Peer Review Policy

JSP operates a double-anonymous peer-review process for research articles, review articles, policy analyses, and research notes. In double-anonymous review, reviewers do not know the identity of authors, and authors do not know the identity of reviewers. The journal uses peer review to assess originality, relevance, rigour, clarity, ethical compliance, and contribution to knowledge.

All submissions first undergo an editorial screening. At this stage, the editorial office checks whether the manuscript fits the journal’s aims and scope, follows submission requirements, is sufficiently anonymised, meets minimum scholarly standards, and contains the required declarations. Manuscripts may be returned for technical correction, declined without external review, or sent to an editor for reviewer selection.

Manuscripts selected for review are normally evaluated by at least two independent reviewers with relevant expertise. Reviewers assess the manuscript and recommend one of the following decisions: accept; minor revision; major revision; revise and resubmit; or reject.
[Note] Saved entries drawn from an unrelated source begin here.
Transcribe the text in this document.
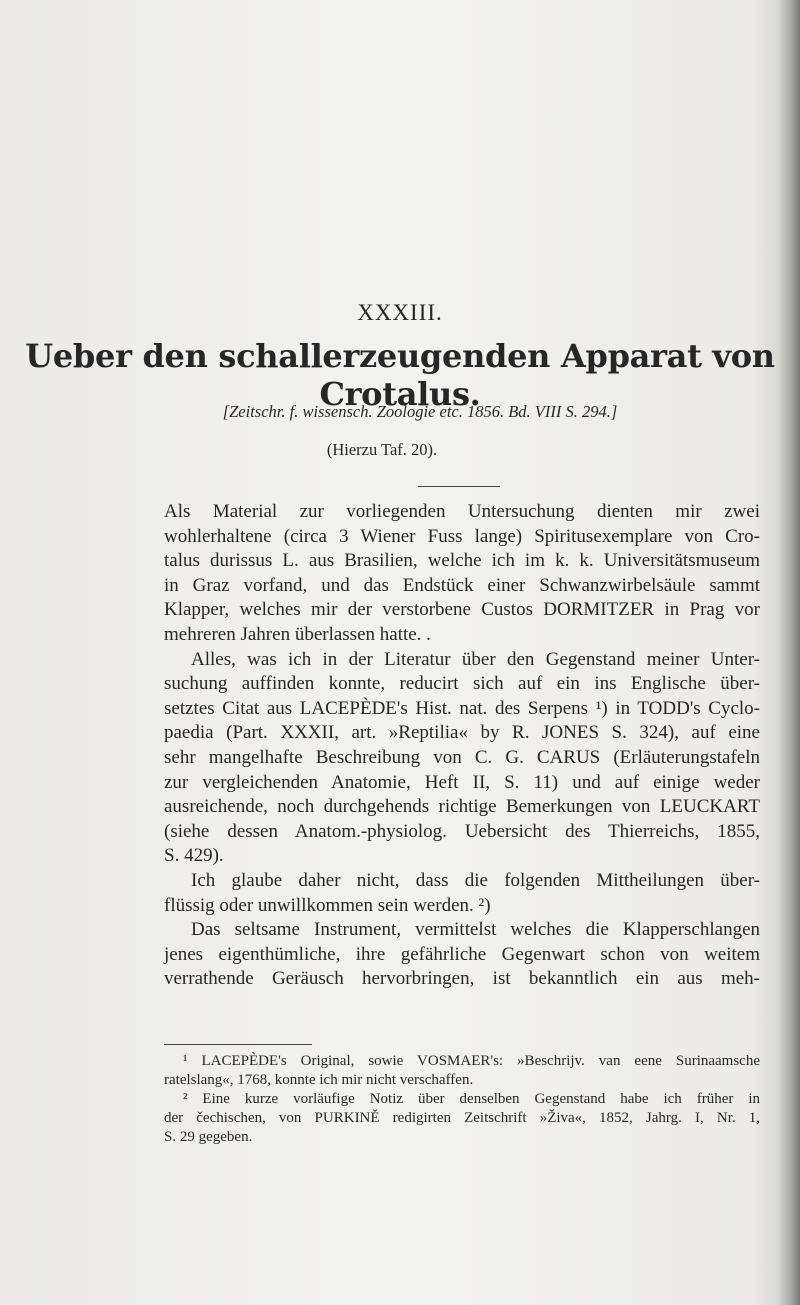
XXXIII.
Ueber den schallerzeugenden Apparat von Crotalus.
[Zeitschr. f. wissensch. Zoologie etc. 1856. Bd. VIII S. 294.]
(Hierzu Taf. 20).
Als Material zur vorliegenden Untersuchung dienten mir zwei
wohlerhaltene (circa 3 Wiener Fuss lange) Spiritusexemplare von Cro-
talus durissus L. aus Brasilien, welche ich im k. k. Universitätsmuseum
in Graz vorfand, und das Endstück einer Schwanzwirbelsäule sammt
Klapper, welches mir der verstorbene Custos DORMITZER in Prag vor
mehreren Jahren überlassen hatte. .
Alles, was ich in der Literatur über den Gegenstand meiner Unter-
suchung auffinden konnte, reducirt sich auf ein ins Englische über-
setztes Citat aus LACEPÈDE's Hist. nat. des Serpens ¹) in TODD's Cyclo-
paedia (Part. XXXII, art. »Reptilia« by R. JONES S. 324), auf eine
sehr mangelhafte Beschreibung von C. G. CARUS (Erläuterungstafeln
zur vergleichenden Anatomie, Heft II, S. 11) und auf einige weder
ausreichende, noch durchgehends richtige Bemerkungen von LEUCKART
(siehe dessen Anatom.-physiolog. Uebersicht des Thierreichs, 1855,
S. 429).
Ich glaube daher nicht, dass die folgenden Mittheilungen über-
flüssig oder unwillkommen sein werden. ²)
Das seltsame Instrument, vermittelst welches die Klapperschlangen
jenes eigenthümliche, ihre gefährliche Gegenwart schon von weitem
verrathende Geräusch hervorbringen, ist bekanntlich ein aus meh-
¹ LACEPÈDE's Original, sowie VOSMAER's: »Beschrijv. van eene Surinaamsche
ratelslang«, 1768, konnte ich mir nicht verschaffen.
² Eine kurze vorläufige Notiz über denselben Gegenstand habe ich früher in
der čechischen, von PURKINĚ redigirten Zeitschrift »Živa«, 1852, Jahrg. I, Nr. 1,
S. 29 gegeben.
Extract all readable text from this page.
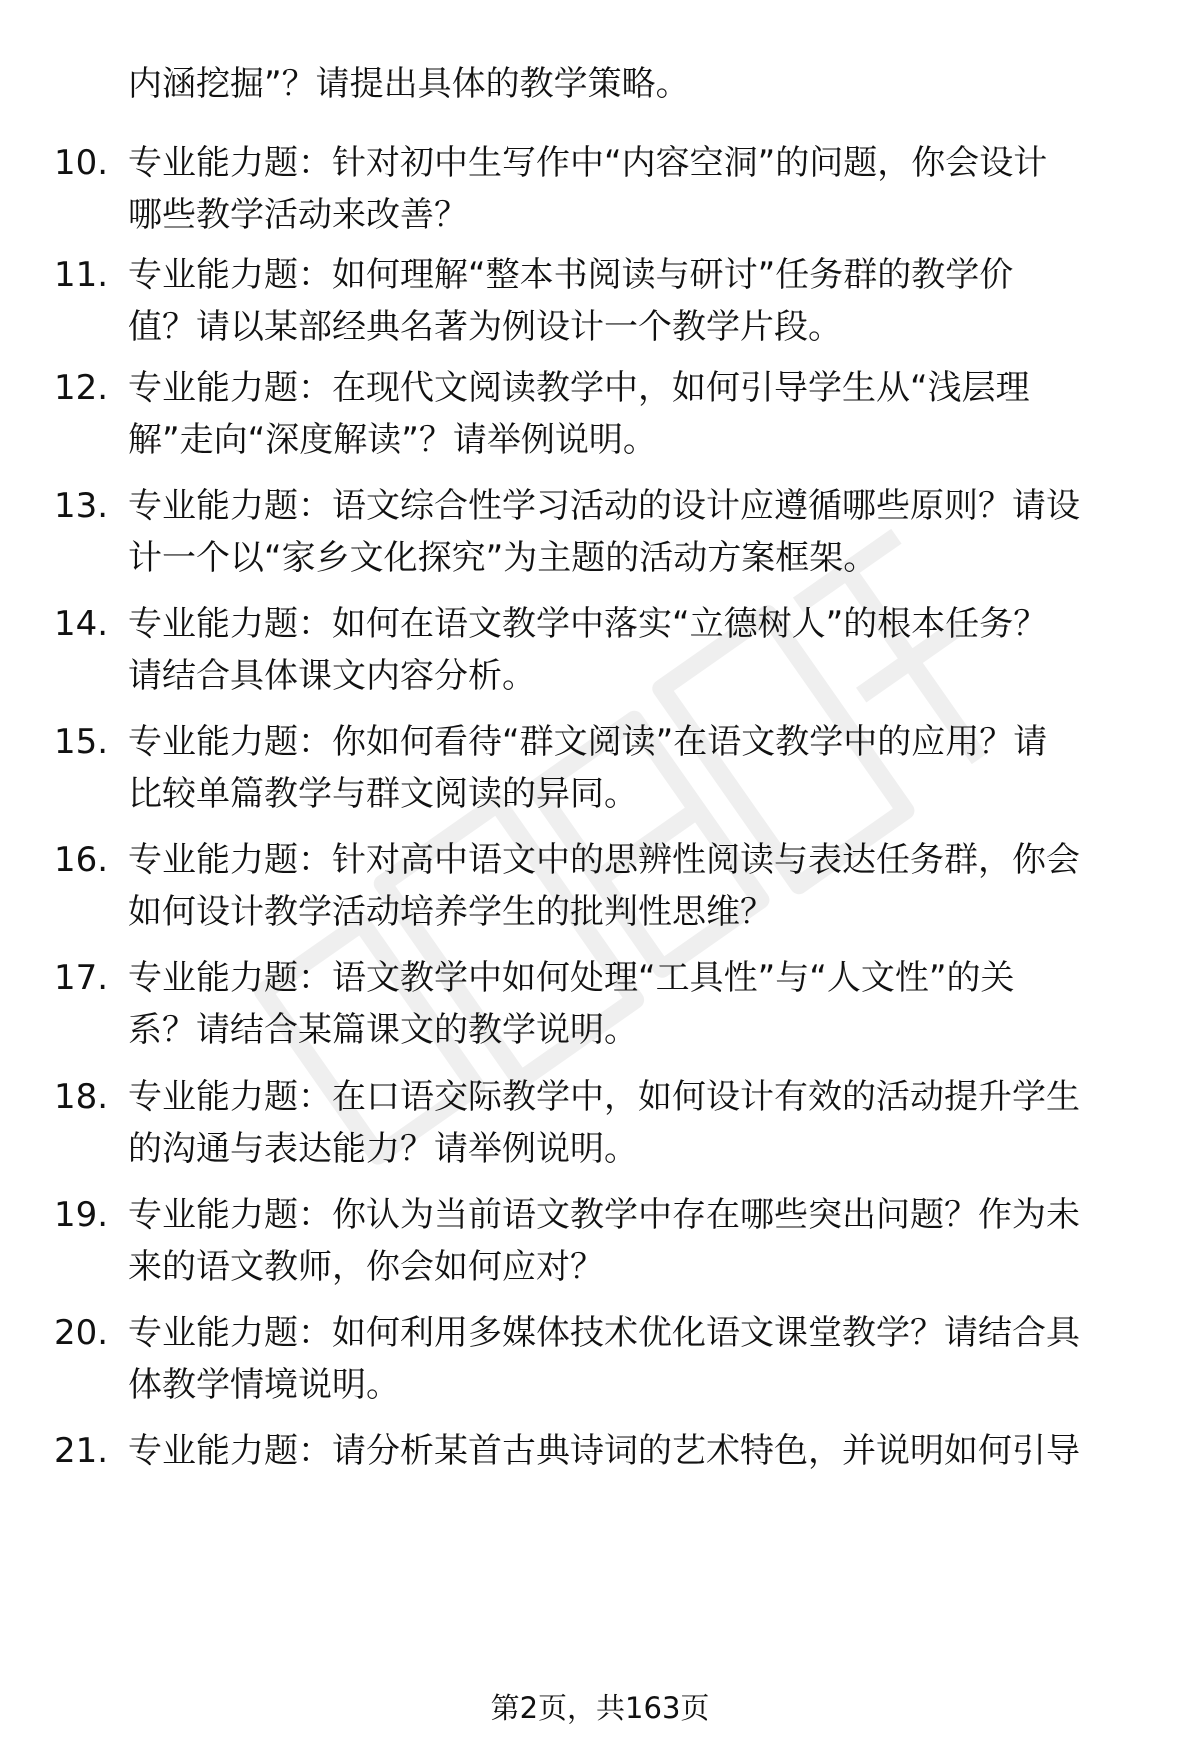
内涵挖掘”？请提出具体的教学策略。
10. 专业能力题：针对初中生写作中“内容空洞”的问题，你会设计
哪些教学活动来改善？
11. 专业能力题：如何理解“整本书阅读与研讨”任务群的教学价
值？请以某部经典名著为例设计一个教学片段。
12. 专业能力题：在现代文阅读教学中，如何引导学生从“浅层理
解”走向“深度解读”？请举例说明。
13. 专业能力题：语文综合性学习活动的设计应遵循哪些原则？请设
计一个以“家乡文化探究”为主题的活动方案框架。
14. 专业能力题：如何在语文教学中落实“立德树人”的根本任务？
请结合具体课文内容分析。
15. 专业能力题：你如何看待“群文阅读”在语文教学中的应用？请
比较单篇教学与群文阅读的异同。
16. 专业能力题：针对高中语文中的思辨性阅读与表达任务群，你会
如何设计教学活动培养学生的批判性思维？
17. 专业能力题：语文教学中如何处理“工具性”与“人文性”的关
系？请结合某篇课文的教学说明。
18. 专业能力题：在口语交际教学中，如何设计有效的活动提升学生
的沟通与表达能力？请举例说明。
19. 专业能力题：你认为当前语文教学中存在哪些突出问题？作为未
来的语文教师，你会如何应对？
20. 专业能力题：如何利用多媒体技术优化语文课堂教学？请结合具
体教学情境说明。
21. 专业能力题：请分析某首古典诗词的艺术特色，并说明如何引导
第2页，共163页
Reviewer recommendations are advisory. Final responsibility for editorial decisions rests with the Editor-in-Chief or assigned editor.

JSP expects reviewers to provide fair, constructive, confidential, and evidence-based reports. Reviewers must declare any conflict of interest and decline review invitations when they cannot provide an impartial assessment. Authors are expected to respond to reviewer and editor comments carefully and transparently when submitting revised manuscripts.

Editorial workflow

Stage

Description

1. Submission received

OJS submission is checked for file completeness, metadata, declarations, anonymisation, and scope.

2. Initial editorial screening

Editor checks scope fit, originality, basic quality, ethical statements, and possible similarity concerns.

3. Desk decision

Submission may be returned for correction, desk rejected, or sent for peer review.

4. Reviewer invitation

Two or more independent reviewers are invited based on expertise and conflict-of-interest checks.

5. Peer review

Reviewers submit confidential reports and recommendations.

6. Editorial decision

Editor evaluates reports and issues decision: accept, minor revision, major revision, revise/resubmit, or reject.

7. Revision

Authors submit revised manuscript and response to comments. Major revisions may be sent for further review.

8. Acceptance and production

Accepted manuscripts proceed to copyediting, typesetting, proofreading, metadata preparation, and issue publication.

9. Post-publication record

Corrections, expressions of concern, or retractions are handled according to journal ethics policy.

 

Indicative review timeline

JSP aims to complete initial editorial screening within 2-3 weeks of submission and peer review within 6-10 weeks after reviewers are secured. These timelines are indicative and may vary depending on reviewer availability, manuscript complexity, special issues, holidays, or revision needs. The editorial office will make reasonable efforts to keep authors informed through the OJS system.